International Writing Program (IWP) spring 2022 resident Shehan Karunatilaka has been longlisted for the Booker Prize, the world’s leading literary award for fiction, for his book The Seven Moons of Maali Almeida.
Karunatilaka is known as one of Sri Lanka’s most prominent authors, having been published in Rolling Stone, GQ, and National Geographic. In 2011, he won the Commonwealth Prize and Gratiaen Prize for his debut novel, Chinaman: The Legend of Pradeep Mathew.

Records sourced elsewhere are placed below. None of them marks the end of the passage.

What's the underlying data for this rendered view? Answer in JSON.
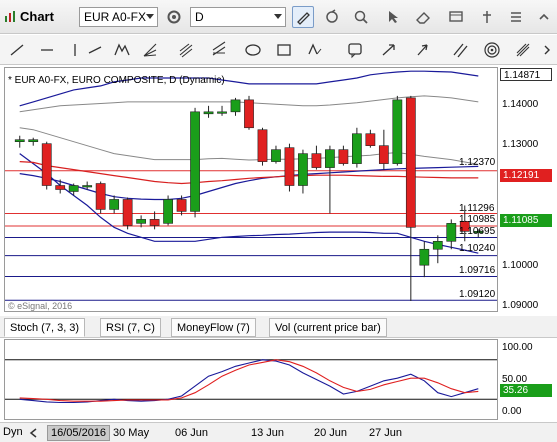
{
  "toolbar": {
    "app_title": "Chart",
    "symbol": "EUR A0-FX",
    "period": "D"
  },
  "chart_header": {
    "study_title": "* EUR A0-FX, EURO COMPOSITE, D (Dynamic)",
    "watermark": "© eSignal, 2016"
  },
  "price_axis": {
    "top_tag": "1.14871",
    "labels": [
      "1.14000",
      "1.13000",
      "1.10000",
      "1.09000"
    ],
    "level_labels": [
      "1.12370",
      "1.11296",
      "1.10985",
      "1.10695",
      "1.10240",
      "1.09716",
      "1.09120"
    ],
    "red_tag": "1.12191",
    "green_tag": "1.11085"
  },
  "study_tabs": [
    {
      "label": "Stoch (7, 3, 3)"
    },
    {
      "label": "RSI (7, C)"
    },
    {
      "label": "MoneyFlow (7)"
    },
    {
      "label": "Vol (current price bar)"
    }
  ],
  "osc_axis": {
    "labels": [
      "100.00",
      "50.00",
      "0.00"
    ],
    "tag": "35.26"
  },
  "statusbar": {
    "mode": "Dyn",
    "date": "16/05/2016",
    "xticks": [
      "30 May",
      "06 Jun",
      "13 Jun",
      "20 Jun",
      "27 Jun"
    ]
  },
  "chart_data": {
    "type": "candlestick",
    "title": "* EUR A0-FX, EURO COMPOSITE, D (Dynamic)",
    "candles": [
      {
        "open": 1.1315,
        "high": 1.1325,
        "low": 1.1295,
        "close": 1.131,
        "dir": "up"
      },
      {
        "open": 1.131,
        "high": 1.132,
        "low": 1.13,
        "close": 1.1315,
        "dir": "up"
      },
      {
        "open": 1.1305,
        "high": 1.131,
        "low": 1.119,
        "close": 1.12,
        "dir": "down"
      },
      {
        "open": 1.12,
        "high": 1.1215,
        "low": 1.118,
        "close": 1.119,
        "dir": "down"
      },
      {
        "open": 1.1185,
        "high": 1.1205,
        "low": 1.1175,
        "close": 1.12,
        "dir": "up"
      },
      {
        "open": 1.12,
        "high": 1.121,
        "low": 1.119,
        "close": 1.12,
        "dir": "up"
      },
      {
        "open": 1.1205,
        "high": 1.121,
        "low": 1.113,
        "close": 1.114,
        "dir": "down"
      },
      {
        "open": 1.114,
        "high": 1.1175,
        "low": 1.113,
        "close": 1.1165,
        "dir": "up"
      },
      {
        "open": 1.1165,
        "high": 1.117,
        "low": 1.109,
        "close": 1.11,
        "dir": "down"
      },
      {
        "open": 1.1105,
        "high": 1.1125,
        "low": 1.1095,
        "close": 1.1115,
        "dir": "up"
      },
      {
        "open": 1.1115,
        "high": 1.1135,
        "low": 1.109,
        "close": 1.11,
        "dir": "down"
      },
      {
        "open": 1.1105,
        "high": 1.1175,
        "low": 1.11,
        "close": 1.1165,
        "dir": "up"
      },
      {
        "open": 1.1165,
        "high": 1.1175,
        "low": 1.1125,
        "close": 1.1135,
        "dir": "down"
      },
      {
        "open": 1.1135,
        "high": 1.1395,
        "low": 1.112,
        "close": 1.1385,
        "dir": "up"
      },
      {
        "open": 1.138,
        "high": 1.14,
        "low": 1.137,
        "close": 1.1385,
        "dir": "up"
      },
      {
        "open": 1.1385,
        "high": 1.14,
        "low": 1.1375,
        "close": 1.1385,
        "dir": "up"
      },
      {
        "open": 1.1385,
        "high": 1.142,
        "low": 1.1375,
        "close": 1.1415,
        "dir": "up"
      },
      {
        "open": 1.1415,
        "high": 1.1425,
        "low": 1.134,
        "close": 1.1345,
        "dir": "down"
      },
      {
        "open": 1.134,
        "high": 1.1345,
        "low": 1.125,
        "close": 1.126,
        "dir": "down"
      },
      {
        "open": 1.126,
        "high": 1.13,
        "low": 1.1255,
        "close": 1.129,
        "dir": "up"
      },
      {
        "open": 1.1295,
        "high": 1.1305,
        "low": 1.1185,
        "close": 1.12,
        "dir": "down"
      },
      {
        "open": 1.12,
        "high": 1.129,
        "low": 1.118,
        "close": 1.128,
        "dir": "up"
      },
      {
        "open": 1.128,
        "high": 1.13,
        "low": 1.124,
        "close": 1.1245,
        "dir": "down"
      },
      {
        "open": 1.1245,
        "high": 1.13,
        "low": 1.113,
        "close": 1.129,
        "dir": "up"
      },
      {
        "open": 1.129,
        "high": 1.13,
        "low": 1.125,
        "close": 1.1255,
        "dir": "down"
      },
      {
        "open": 1.1255,
        "high": 1.1345,
        "low": 1.1245,
        "close": 1.133,
        "dir": "up"
      },
      {
        "open": 1.133,
        "high": 1.134,
        "low": 1.1295,
        "close": 1.13,
        "dir": "down"
      },
      {
        "open": 1.13,
        "high": 1.134,
        "low": 1.124,
        "close": 1.1255,
        "dir": "down"
      },
      {
        "open": 1.1255,
        "high": 1.1425,
        "low": 1.125,
        "close": 1.1415,
        "dir": "up"
      },
      {
        "open": 1.142,
        "high": 1.1425,
        "low": 1.091,
        "close": 1.1095,
        "dir": "down"
      },
      {
        "open": 1.1,
        "high": 1.106,
        "low": 1.097,
        "close": 1.104,
        "dir": "up"
      },
      {
        "open": 1.104,
        "high": 1.1075,
        "low": 1.1005,
        "close": 1.106,
        "dir": "up"
      },
      {
        "open": 1.106,
        "high": 1.1115,
        "low": 1.104,
        "close": 1.1105,
        "dir": "up"
      },
      {
        "open": 1.111,
        "high": 1.115,
        "low": 1.106,
        "close": 1.1085,
        "dir": "down"
      },
      {
        "open": 1.1085,
        "high": 1.109,
        "low": 1.107,
        "close": 1.1085,
        "dir": "up"
      }
    ],
    "bollinger_upper": [
      1.14,
      1.141,
      1.142,
      1.143,
      1.144,
      1.1445,
      1.145,
      1.146,
      1.1465,
      1.147,
      1.147,
      1.147,
      1.147,
      1.147,
      1.147,
      1.1465,
      1.146,
      1.1455,
      1.1455,
      1.1455,
      1.1455,
      1.1455,
      1.1455,
      1.146,
      1.1465,
      1.147,
      1.1478,
      1.1482,
      1.1485,
      1.1487,
      1.1487,
      1.1486,
      1.1485,
      1.148,
      1.1475
    ],
    "bollinger_lower": [
      1.128,
      1.1255,
      1.123,
      1.12,
      1.1175,
      1.115,
      1.112,
      1.1095,
      1.108,
      1.107,
      1.106,
      1.106,
      1.106,
      1.106,
      1.1065,
      1.107,
      1.1072,
      1.1074,
      1.1075,
      1.1077,
      1.1078,
      1.108,
      1.1082,
      1.1083,
      1.1083,
      1.1083,
      1.1082,
      1.108,
      1.108,
      1.107,
      1.106,
      1.1052,
      1.1045,
      1.1038,
      1.103
    ],
    "ma_red": [
      1.126,
      1.1258,
      1.125,
      1.1245,
      1.124,
      1.1235,
      1.123,
      1.1225,
      1.122,
      1.1215,
      1.121,
      1.1207,
      1.1205,
      1.1207,
      1.121,
      1.1212,
      1.1215,
      1.1218,
      1.122,
      1.1222,
      1.1224,
      1.1225,
      1.1226,
      1.1226,
      1.1226,
      1.1225,
      1.1224,
      1.1223,
      1.1223,
      1.1222,
      1.1221,
      1.122,
      1.1219,
      1.1219,
      1.1219
    ],
    "ma_blue": [
      1.123,
      1.1225,
      1.1218,
      1.121,
      1.12,
      1.119,
      1.118,
      1.1172,
      1.1168,
      1.1166,
      1.1165,
      1.1165,
      1.1168,
      1.1175,
      1.1185,
      1.1195,
      1.1205,
      1.1212,
      1.1218,
      1.1222,
      1.1225,
      1.1228,
      1.123,
      1.1232,
      1.1234,
      1.1236,
      1.1238,
      1.124,
      1.1242,
      1.1243,
      1.1244,
      1.1245,
      1.1246,
      1.1247,
      1.1248
    ],
    "bb_mid_gray": [
      1.1345,
      1.134,
      1.133,
      1.132,
      1.131,
      1.13,
      1.129,
      1.128,
      1.1275,
      1.127,
      1.1265,
      1.1265,
      1.1265,
      1.1265,
      1.1267,
      1.1268,
      1.1266,
      1.1264,
      1.1265,
      1.1266,
      1.1266,
      1.1267,
      1.1268,
      1.127,
      1.1272,
      1.1274,
      1.1276,
      1.128,
      1.1283,
      1.1278,
      1.1273,
      1.1269,
      1.1265,
      1.1259,
      1.1253
    ],
    "bb_mid_outer_gray": [
      1.1385,
      1.139,
      1.1395,
      1.14,
      1.1402,
      1.1404,
      1.1406,
      1.1408,
      1.141,
      1.141,
      1.141,
      1.141,
      1.141,
      1.141,
      1.141,
      1.141,
      1.141,
      1.1408,
      1.1406,
      1.1404,
      1.1402,
      1.14,
      1.14,
      1.1402,
      1.1405,
      1.1408,
      1.1412,
      1.1416,
      1.142,
      1.1423,
      1.1425,
      1.1423,
      1.142,
      1.1415,
      1.141
    ],
    "levels": [
      {
        "value": 1.1237,
        "color": "#e03030"
      },
      {
        "value": 1.11296,
        "color": "#e03030"
      },
      {
        "value": 1.10985,
        "color": "#e03030"
      },
      {
        "value": 1.10695,
        "color": "#1a1a8a"
      },
      {
        "value": 1.1024,
        "color": "#1a1a8a"
      },
      {
        "value": 1.09716,
        "color": "#1a1a8a"
      },
      {
        "value": 1.0912,
        "color": "#1a1a8a"
      }
    ],
    "ylim": [
      1.0885,
      1.1495
    ],
    "stoch_k": [
      20,
      18,
      16,
      15,
      15,
      16,
      18,
      20,
      18,
      17,
      18,
      20,
      25,
      40,
      55,
      62,
      70,
      75,
      80,
      78,
      72,
      60,
      50,
      40,
      28,
      32,
      40,
      48,
      52,
      58,
      48,
      30,
      24,
      30,
      36
    ],
    "stoch_d": [
      22,
      21,
      20,
      18,
      17,
      17,
      17,
      18,
      19,
      19,
      19,
      19,
      22,
      30,
      42,
      55,
      64,
      72,
      76,
      80,
      77,
      70,
      60,
      48,
      38,
      32,
      35,
      42,
      47,
      52,
      52,
      45,
      36,
      30,
      32
    ],
    "osc_ylim": [
      -10,
      110
    ],
    "osc_levels": [
      80,
      20
    ],
    "colors": {
      "up": "#1a9e1a",
      "down": "#e02020",
      "upper": "#1a1a9a",
      "red_line": "#d82020",
      "gray": "#888888"
    }
  }
}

The Seven Moons of Maali Almeida takes place in Colombo, Sri Lanka, in 1990, and follows Maali Almeida, a war photographer, gambler, and closet queen, who journeys through the afterlife in search of answers that will change Sri Lanka forever. Regarding the novel, the Booker Prize judges say, “Life after death in Sri Lanka: an afterlife noir, with nods to Dante and Buddha and yet unpretentious. Fizzes with energy, imagery, and ideas against a broad, surreal vision of the Sri Lankan civil wars. Slyly, angrily comic.”
The Booker Prize, founded in 1969, is awarded each year to the best sustained work of fiction written in English and published in the UK and Ireland.
The IWP residency program at the University of Iowa is a unique conduit for connecting well-established writers from around the globe. The residency is designed for emerging writers and provides time in a setting that is conducive to produce high-quality literary work.